Landowners may choose to cut trees on their property for many reasons. For some it’s the culmination of decades of planning and hard work to produce a valuable crop. For others it might be a liquidation of an asset to meet a sudden financial need. Still others might be undertaking a thinning operation to improve forest health, diversity and habitat.
Whatever your reason for selling trees, there are some key things to consider when managing a successful timber sale.
The first and most important step in any timber sale is to carefully think about your goals and objectives as a woodland owner. Goals help you identify what is most important to you when completing work on your land. One way to do this is to create a forest management plan.
Maintaining forest health, habitat creation, income and recreation are all goals that might be reached with the help of a timber harvest. Oregon state law requires that landowners notify the state forester prior to cutting any of the trees on their property. You can complete the necessary form on the Oregon Department of Forestry website or at your local office.
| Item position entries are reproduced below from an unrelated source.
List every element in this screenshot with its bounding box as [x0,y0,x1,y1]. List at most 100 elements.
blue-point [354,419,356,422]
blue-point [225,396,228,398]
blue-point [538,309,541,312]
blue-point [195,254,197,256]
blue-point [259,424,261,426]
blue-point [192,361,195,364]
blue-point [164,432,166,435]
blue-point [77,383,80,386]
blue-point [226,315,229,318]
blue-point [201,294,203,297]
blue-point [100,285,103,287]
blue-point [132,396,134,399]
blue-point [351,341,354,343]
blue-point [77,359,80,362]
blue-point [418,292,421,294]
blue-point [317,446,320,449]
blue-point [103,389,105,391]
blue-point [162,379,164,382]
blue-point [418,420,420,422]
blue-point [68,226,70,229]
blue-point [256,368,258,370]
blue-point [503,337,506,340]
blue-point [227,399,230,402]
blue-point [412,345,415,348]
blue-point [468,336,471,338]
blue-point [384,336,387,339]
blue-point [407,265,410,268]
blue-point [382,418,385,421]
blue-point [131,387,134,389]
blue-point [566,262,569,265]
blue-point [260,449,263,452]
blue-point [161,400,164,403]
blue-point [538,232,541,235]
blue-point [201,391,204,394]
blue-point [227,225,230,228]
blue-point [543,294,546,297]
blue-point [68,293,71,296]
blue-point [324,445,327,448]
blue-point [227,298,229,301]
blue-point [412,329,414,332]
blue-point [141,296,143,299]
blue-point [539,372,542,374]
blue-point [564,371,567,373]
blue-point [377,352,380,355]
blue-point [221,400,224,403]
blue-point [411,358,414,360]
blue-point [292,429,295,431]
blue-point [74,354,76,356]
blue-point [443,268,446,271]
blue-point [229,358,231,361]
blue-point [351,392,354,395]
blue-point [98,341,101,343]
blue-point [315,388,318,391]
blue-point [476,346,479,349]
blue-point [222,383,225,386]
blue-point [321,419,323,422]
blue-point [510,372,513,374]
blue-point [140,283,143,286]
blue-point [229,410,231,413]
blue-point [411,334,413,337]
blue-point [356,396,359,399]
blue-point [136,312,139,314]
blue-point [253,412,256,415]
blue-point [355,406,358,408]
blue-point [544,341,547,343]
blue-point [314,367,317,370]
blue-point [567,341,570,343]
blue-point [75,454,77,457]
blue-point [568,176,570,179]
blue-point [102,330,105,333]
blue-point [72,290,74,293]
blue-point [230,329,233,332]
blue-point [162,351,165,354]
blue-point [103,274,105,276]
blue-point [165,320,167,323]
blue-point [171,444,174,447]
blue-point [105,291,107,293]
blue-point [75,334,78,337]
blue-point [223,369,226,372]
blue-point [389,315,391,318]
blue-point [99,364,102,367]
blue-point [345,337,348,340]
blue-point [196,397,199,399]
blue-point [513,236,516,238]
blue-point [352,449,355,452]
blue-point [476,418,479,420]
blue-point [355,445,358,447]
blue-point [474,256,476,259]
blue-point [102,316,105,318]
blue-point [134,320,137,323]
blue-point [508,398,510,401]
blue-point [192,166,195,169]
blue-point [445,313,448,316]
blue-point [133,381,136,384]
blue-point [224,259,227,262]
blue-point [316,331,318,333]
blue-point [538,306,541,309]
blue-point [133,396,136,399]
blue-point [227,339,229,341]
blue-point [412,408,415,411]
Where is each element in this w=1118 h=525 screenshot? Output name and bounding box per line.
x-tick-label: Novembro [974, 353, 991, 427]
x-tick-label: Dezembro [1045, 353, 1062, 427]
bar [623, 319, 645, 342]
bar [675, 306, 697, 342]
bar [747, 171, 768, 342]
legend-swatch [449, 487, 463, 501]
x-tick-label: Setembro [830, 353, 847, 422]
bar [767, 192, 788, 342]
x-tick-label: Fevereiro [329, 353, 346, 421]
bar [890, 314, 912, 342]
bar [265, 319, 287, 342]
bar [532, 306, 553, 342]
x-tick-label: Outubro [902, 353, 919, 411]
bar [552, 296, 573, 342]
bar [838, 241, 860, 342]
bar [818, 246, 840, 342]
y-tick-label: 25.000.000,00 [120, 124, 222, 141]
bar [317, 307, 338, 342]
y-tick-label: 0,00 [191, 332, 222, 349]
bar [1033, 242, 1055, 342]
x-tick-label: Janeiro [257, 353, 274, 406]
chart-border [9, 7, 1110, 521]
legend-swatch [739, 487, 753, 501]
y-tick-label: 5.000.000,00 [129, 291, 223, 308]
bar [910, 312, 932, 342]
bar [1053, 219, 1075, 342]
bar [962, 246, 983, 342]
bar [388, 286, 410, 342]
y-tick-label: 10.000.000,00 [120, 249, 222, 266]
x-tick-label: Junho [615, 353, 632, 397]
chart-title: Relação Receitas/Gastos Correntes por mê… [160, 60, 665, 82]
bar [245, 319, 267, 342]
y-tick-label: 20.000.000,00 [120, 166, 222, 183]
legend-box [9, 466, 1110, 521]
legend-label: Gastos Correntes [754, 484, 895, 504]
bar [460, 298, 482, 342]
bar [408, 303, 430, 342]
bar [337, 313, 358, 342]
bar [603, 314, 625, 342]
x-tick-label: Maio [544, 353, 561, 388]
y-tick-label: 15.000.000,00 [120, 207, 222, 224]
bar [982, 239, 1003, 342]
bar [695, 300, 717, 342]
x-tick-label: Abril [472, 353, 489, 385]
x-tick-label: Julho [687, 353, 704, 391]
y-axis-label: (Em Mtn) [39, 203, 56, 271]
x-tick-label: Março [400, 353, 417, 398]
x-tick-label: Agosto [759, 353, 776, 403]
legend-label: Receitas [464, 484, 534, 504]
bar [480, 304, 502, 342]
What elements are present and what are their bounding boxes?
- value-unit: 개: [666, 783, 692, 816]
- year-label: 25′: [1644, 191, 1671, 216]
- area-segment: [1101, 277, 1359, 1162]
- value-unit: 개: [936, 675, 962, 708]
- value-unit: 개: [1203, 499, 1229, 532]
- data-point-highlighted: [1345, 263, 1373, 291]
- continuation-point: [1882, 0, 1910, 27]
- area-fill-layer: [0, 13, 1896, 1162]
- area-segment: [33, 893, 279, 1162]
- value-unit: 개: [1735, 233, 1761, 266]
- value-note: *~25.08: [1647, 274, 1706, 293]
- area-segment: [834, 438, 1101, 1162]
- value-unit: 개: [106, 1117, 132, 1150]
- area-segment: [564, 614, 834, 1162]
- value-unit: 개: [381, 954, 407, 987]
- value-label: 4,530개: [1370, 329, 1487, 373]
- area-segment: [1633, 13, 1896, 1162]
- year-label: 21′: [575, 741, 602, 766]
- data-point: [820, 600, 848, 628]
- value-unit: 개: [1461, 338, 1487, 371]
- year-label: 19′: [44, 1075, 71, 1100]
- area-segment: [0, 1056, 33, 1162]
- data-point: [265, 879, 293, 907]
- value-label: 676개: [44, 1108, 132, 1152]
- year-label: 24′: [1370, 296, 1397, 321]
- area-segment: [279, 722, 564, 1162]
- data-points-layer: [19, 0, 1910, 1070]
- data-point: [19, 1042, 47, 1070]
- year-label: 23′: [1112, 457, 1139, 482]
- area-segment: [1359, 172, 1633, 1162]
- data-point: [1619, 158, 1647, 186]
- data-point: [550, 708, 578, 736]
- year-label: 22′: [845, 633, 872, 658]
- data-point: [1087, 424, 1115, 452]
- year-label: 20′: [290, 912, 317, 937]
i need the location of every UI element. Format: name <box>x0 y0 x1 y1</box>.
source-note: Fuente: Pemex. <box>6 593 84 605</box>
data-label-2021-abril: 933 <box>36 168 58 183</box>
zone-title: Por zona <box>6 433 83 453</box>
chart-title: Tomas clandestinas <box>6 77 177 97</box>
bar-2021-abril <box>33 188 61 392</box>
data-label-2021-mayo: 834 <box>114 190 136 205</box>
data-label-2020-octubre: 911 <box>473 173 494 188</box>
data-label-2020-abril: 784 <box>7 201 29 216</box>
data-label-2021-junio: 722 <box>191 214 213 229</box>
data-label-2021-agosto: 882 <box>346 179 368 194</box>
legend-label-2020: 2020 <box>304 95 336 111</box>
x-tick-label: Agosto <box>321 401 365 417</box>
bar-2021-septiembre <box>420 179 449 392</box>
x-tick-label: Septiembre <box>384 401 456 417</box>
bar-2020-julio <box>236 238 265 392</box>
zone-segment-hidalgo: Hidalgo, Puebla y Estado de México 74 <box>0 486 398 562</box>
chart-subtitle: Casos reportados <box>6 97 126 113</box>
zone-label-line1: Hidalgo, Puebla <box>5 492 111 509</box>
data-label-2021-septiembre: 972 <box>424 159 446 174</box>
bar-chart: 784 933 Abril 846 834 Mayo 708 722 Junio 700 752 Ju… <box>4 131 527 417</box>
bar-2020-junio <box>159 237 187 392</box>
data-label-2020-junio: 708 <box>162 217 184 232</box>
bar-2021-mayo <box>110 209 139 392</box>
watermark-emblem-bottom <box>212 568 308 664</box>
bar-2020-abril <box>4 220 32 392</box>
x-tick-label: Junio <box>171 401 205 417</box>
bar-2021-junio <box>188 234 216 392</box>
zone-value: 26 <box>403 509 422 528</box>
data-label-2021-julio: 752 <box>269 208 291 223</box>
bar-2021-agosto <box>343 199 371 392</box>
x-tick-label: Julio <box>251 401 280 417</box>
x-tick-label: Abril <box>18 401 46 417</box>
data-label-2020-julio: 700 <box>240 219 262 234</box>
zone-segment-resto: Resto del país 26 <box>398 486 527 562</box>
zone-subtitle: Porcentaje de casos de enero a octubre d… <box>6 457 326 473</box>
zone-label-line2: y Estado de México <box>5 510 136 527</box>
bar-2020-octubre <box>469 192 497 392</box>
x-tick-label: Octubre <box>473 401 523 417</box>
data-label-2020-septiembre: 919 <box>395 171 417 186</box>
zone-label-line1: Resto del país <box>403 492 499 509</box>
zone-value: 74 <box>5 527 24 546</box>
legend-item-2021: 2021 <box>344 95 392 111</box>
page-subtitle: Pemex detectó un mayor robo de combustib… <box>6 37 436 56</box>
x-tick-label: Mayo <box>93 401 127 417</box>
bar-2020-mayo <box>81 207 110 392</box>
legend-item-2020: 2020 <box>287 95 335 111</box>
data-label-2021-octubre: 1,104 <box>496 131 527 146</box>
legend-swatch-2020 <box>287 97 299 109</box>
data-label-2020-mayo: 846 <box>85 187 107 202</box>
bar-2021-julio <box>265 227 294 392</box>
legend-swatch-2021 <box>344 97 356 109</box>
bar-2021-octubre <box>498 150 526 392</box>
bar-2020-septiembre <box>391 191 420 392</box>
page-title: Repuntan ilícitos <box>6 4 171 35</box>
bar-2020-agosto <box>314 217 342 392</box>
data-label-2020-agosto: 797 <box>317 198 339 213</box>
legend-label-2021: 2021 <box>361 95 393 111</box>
The key to effectively market your trees is knowing what you have. Most small woodland owners miss out by thinking all logs are the same product. Knowing what you have means you can take advantage of potentially higher value products such as poles or export logs and have the right expectations when you are selling.
You can begin to follow the market by collecting information on what products and types of trees log buyers are looking for. Log buyers are the most direct sources of current information about prices and the range of species, sizes and quality levels for their mills. Your goal is to match your trees with the right mill product line. Record what you learn and follow up regularly to identify patterns.
Prior to any harvesting activities, make sure you own the trees you plan on selling, especially if your timber harvest is near a property line. Clearly marking property lines will eliminate any confusion and help maintain neighbor relations. If you are unsure of your property lines, it is worth having a licensed surveyor establish the legal boundaries for you.
Properly designed and maintained roads ensure you can take advantage of any market opportunity. Anything less will severely limit equipment access and may prevent or delay your harvest plans. If you don’t have road access to your trees, Oregon law allows landowners to cross another’s property if no alternative is available. Talk to your neighbors and put access agreements in writing before starting any work.
When you’ve identified a good time to sell. Call as many log buyers as possible. The highest bid isn’t always the most profitable bid. When choosing a bid, consider special requirements that could increase operation costs and distance to the mill. The farther the mill, the higher the trucking costs. Once you’ve chosen a buyer, have a purchase order drawn up so both parties agree on the specs and price of the logs to be delivered.
Choose the logger through a competitive bidding process. Invite at least three loggers to tour your sale area individually. Be clear about your plans and ask each logger to submit a bid. The lowest bid isn’t necessarily the best bid. Choose the logger that has a good price but will also meet your objectives for log production, resource protection and responsible business practices. These should be reflected in a written, legal agreement. Remember, the most desirable loggers are busy, so plan at least six months ahead.
Stay involved throughout the logging process, observing operations and frequently communicating with the logger. Much can go astray without your vigilance. This would allow you to correct anything you are not happy with early in the process.
Once the harvest is over, you may need to replant the area depending on the quantity and quality of trees you cut. The Oregon Department of Forestry will send you a letter if reforestation is required. Seedlings are hard to find these days, so make sure you order them before you harvest.
Selling logs is a complicated process that requires time and a thorough understanding of the timber industry, but when done correctly it is a useful tool to help you meet your management objectives. Those lacking experience should consider seeking the assistance of a consulting forester.